IFAPP International Federation of Associations of Pharmaceutical Physicians and Pharmaceutical Medicine

The World Medical Association’s Declaration of Helsinki is in the process of being revised. The following amendments are recommended to be incorporated in pursuit of the common goal of promoting health for all.

1. Data-driven research that facilitates broad informed consent and dynamic consent, assuring participant’s rights, and the sharing of individual participant data (IPD) and research results to promote open science and generate social value.
2. Risk minimisation in a placebo-controlled study and post-trial access to the best-proven interventions for all who need them.
3. A future-oriented research framework for co-creation with all the relevant stakeholders.

The Declaration of Helsinki (DoH) of the World Medical Association (WMA) (1), first adopted in 1964, is the world’s most widely recognised ethical principle for medical research involving humans. The WMA began the process of revising the DoH in April 2022, from the last version dated 2013. Research involving humans is a core activity in the development of medicines.

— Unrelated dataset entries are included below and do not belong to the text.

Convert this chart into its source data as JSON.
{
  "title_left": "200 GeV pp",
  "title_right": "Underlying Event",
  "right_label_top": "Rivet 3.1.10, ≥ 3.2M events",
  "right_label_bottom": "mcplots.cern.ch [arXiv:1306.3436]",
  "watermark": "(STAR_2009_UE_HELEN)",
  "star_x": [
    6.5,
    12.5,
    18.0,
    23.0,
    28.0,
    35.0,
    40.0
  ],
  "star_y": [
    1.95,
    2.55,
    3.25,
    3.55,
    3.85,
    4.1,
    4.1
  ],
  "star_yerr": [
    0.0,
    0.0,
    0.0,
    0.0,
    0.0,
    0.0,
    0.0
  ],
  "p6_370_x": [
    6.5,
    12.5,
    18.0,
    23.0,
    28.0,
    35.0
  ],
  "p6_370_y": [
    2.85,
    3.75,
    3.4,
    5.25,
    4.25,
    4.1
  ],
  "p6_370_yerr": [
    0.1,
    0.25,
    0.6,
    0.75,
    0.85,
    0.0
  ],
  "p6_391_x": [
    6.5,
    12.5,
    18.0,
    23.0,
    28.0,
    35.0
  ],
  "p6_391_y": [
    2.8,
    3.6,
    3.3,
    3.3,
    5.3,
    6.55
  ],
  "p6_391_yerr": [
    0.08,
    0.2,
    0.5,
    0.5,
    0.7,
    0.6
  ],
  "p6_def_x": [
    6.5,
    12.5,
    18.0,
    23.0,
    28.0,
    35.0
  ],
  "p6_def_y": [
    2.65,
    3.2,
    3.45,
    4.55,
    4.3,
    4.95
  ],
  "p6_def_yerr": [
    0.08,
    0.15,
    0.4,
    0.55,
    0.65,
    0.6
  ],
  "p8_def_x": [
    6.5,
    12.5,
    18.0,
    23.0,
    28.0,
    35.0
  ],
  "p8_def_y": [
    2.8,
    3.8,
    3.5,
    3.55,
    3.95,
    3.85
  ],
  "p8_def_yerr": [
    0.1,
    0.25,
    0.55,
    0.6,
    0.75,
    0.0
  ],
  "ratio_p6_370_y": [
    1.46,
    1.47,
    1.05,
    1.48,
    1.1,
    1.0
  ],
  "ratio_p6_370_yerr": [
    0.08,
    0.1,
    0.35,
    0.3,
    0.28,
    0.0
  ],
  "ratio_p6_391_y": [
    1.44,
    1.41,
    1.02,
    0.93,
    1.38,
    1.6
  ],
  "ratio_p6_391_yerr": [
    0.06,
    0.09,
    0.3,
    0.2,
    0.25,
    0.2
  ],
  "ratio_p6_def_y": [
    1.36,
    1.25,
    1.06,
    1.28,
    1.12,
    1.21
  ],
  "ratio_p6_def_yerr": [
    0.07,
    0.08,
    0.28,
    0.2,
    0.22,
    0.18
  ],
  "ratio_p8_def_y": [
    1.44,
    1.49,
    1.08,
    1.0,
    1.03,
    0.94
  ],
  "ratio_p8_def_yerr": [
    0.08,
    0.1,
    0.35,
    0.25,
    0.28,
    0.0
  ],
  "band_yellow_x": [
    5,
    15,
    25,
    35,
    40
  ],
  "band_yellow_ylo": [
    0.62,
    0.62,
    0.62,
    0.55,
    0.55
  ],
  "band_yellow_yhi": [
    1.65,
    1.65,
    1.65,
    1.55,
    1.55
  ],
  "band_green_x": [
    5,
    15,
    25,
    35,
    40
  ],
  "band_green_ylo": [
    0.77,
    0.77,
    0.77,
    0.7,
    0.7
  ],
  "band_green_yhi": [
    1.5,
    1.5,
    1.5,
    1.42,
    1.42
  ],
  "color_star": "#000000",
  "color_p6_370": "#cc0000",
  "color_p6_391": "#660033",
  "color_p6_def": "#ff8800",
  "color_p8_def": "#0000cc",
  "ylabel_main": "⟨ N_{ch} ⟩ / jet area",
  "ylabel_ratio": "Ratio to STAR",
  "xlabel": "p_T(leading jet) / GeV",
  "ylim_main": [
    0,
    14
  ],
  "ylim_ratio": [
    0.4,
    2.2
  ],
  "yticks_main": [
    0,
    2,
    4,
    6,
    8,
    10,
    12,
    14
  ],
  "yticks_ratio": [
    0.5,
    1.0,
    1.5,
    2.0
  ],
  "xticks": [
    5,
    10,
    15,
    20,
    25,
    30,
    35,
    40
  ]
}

For this reason, the authors have discussed the ideal function of the ethical norm of research involving humans, considering our global experience of the COVID-19 pandemic and other disasters, including war situations. The DoH is a fundamental ethical norm, not guidance for specific changing situations. However, as described below, the drastic changes in both global society and the scientific environment over the past decade have posed an acute challenge to this fundamental norm.